Kawanabe et al. [17] previously reported that 8 weeks of a combination of WBV and routine exercises significantly improved walking speed and balance in the elderly, while no significant changes in these parameters were observed in those only performing the routine exercises. Similarly, Simao et al. [18] showed the benefits of 12 weeks of WBV exercises on physical function in the elderly, as measured with the 6-minute walk test, the Berg Balance Scale, and gait speed. In contrast, our findings are in agreement with the conclusion by Iwamoto et al. [19] who demonstrated the beneficial effect of an exercise program aimed at improving flexibility, body balance, muscle power, and walking ability in preventing falls in the elderly. Our results are also consistent with the conclusion of a recent literature review suggesting that WBV exercises have little or no effect on muscular function, balance, and bone mass, and are not superior to other interventions [20].

Two types of sinusoidal WBV devices, vertical vibration and side-to-side vibration, are available for training that aim to improve balance in the elderly. Based on a previous systematic review, training using vertical vibration seems to have only small effects on static and dynamic balance, while side to side vibration has shown to result in small to moderate improvements in balance [21]. Bautman et al. [8], who have applied vertical vibration, as we did in our study, found that 6 weeks static WBV exercises are feasible in elderly nursing home residents with limited functional dependency, and might be beneficial for balance and mobility. Similarly, Cheung et al. [9] found that 3 months of WBV was effective in improving the balancing ability in elderly women. Finally, Sitja-Rabert et al. [6] in a different systematic review concluded that WBV training may improve strength, power, and balance in comparison with a control group, although these effects are not apparent when compared with a group that does conventional exercise.

Several studies have shown the beneficial effects of WBV exercise on the musculoskeletal system. It has been shown to improve balance, endurance capacity, walking at preferred speed (10 m walk test), Timed up and Go, lower limb muscle function, and hip bone density in postmenopausal women [9, 22, 23, 24]. However, the duration of the intervention in these studies was much longer (from 3 to 8 months) than in our study and in most studies either lower (from 12.5 to 20 Hz) or higher (from 35 to 40 Hz) vibration frequencies were used. In contrast, Bogaerts et al. [10] did not find an additional benefit of WBV training on fall risk and postural control, despite the improvements in endurance capacity and walking at preferred speed in the elderly women they studied.
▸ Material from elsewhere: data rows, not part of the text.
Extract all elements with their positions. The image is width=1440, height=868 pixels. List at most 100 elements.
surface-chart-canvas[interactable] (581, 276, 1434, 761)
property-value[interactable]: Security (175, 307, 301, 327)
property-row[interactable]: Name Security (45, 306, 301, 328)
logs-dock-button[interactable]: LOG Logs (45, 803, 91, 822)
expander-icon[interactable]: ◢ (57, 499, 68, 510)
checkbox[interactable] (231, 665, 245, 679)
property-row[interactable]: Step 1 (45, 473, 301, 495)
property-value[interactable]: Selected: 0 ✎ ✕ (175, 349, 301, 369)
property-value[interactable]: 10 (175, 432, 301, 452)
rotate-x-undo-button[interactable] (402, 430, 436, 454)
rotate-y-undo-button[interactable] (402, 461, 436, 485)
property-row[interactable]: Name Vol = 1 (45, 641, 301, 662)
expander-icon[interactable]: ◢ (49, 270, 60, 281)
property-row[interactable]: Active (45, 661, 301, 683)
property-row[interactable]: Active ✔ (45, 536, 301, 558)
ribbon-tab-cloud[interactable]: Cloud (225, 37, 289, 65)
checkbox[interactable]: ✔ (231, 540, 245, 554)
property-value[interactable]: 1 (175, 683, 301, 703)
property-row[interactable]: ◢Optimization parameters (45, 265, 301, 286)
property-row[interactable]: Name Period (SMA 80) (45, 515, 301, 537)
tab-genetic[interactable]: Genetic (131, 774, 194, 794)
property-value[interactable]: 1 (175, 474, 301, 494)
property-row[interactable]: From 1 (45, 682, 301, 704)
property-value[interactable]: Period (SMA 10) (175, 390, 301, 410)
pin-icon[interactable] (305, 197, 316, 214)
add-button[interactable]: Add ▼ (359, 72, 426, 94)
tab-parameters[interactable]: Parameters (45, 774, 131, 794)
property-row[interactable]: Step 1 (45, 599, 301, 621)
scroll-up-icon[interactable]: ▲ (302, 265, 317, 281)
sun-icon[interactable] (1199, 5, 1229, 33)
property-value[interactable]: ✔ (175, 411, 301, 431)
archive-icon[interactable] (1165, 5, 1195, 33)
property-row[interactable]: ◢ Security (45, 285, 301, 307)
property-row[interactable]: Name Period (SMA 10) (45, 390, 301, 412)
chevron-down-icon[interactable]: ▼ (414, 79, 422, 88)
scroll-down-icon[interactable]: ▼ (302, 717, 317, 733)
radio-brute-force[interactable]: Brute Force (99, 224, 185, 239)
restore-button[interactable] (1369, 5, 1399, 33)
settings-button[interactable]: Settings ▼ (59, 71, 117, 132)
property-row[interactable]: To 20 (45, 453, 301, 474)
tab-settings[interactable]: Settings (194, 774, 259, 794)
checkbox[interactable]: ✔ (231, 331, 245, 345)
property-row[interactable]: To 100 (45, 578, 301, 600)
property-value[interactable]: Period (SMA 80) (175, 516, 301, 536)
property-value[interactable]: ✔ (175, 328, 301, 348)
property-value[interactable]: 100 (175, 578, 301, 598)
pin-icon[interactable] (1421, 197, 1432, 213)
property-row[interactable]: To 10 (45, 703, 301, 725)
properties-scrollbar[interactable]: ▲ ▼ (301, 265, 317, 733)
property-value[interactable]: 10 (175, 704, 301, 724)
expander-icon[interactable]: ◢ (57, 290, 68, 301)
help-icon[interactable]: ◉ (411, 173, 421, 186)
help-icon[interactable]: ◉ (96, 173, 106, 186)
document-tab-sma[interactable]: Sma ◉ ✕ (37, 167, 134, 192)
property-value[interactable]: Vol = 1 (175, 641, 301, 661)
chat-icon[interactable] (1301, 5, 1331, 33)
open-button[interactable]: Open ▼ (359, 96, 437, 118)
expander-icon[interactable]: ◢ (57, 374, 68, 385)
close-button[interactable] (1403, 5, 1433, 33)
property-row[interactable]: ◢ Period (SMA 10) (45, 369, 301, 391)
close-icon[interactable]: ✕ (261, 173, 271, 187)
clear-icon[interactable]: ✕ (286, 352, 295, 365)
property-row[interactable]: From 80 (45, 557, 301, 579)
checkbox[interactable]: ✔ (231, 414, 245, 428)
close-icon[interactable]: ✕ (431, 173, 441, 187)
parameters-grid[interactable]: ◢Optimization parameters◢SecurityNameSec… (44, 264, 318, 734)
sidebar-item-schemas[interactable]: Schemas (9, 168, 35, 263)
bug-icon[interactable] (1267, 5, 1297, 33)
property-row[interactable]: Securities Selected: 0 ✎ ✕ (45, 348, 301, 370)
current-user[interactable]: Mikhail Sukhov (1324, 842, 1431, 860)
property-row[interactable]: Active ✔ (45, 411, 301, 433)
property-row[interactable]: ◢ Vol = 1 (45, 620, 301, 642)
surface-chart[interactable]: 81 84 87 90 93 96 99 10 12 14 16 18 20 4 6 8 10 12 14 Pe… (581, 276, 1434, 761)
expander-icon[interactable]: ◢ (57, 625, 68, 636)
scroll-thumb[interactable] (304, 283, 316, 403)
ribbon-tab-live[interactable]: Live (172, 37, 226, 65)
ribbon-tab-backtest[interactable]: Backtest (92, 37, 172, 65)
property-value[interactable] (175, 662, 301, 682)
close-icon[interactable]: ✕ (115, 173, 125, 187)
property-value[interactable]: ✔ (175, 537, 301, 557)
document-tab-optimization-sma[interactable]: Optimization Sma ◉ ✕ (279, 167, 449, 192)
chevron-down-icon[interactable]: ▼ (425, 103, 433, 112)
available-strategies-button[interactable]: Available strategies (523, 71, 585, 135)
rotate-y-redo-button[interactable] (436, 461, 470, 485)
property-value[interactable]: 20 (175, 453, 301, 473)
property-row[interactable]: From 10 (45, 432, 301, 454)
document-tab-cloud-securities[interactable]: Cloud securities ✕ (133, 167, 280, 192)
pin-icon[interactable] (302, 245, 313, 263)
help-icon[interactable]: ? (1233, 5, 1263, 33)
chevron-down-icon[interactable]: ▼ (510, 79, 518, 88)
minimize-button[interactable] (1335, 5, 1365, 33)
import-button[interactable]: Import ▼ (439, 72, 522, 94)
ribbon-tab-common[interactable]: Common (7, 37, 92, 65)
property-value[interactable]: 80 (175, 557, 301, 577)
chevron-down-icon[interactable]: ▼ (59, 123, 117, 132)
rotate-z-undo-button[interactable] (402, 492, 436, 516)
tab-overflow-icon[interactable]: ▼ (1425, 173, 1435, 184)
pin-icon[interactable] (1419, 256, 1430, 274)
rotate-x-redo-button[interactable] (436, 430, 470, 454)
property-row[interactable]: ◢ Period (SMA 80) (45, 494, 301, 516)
We acknowledge certain limitations of our study. The relatively small number of participants, limiting the power of the study, may have decreased our ability to determine differences between groups. The short duration of the intervention may have limited the ability to see differences over time. Finally the lack of a vibration-only group limits the ability to interpret the effectiveness of WBV exercises provided in isolation.

5. Conclusion

The results of the present study showed that the addition of WBV exercises to an 8-week fall prevention exercise program did not result in additional gain in balance and mobility for elderly independently living women. Both groups in the study showed significant but similar improvement in balance after the 8-week intervention. Future investigations are required to explore the potential of vibration for improving balance and preventing falls in elderly women.

6. Competing interests

The authors declare that they have no competing interests.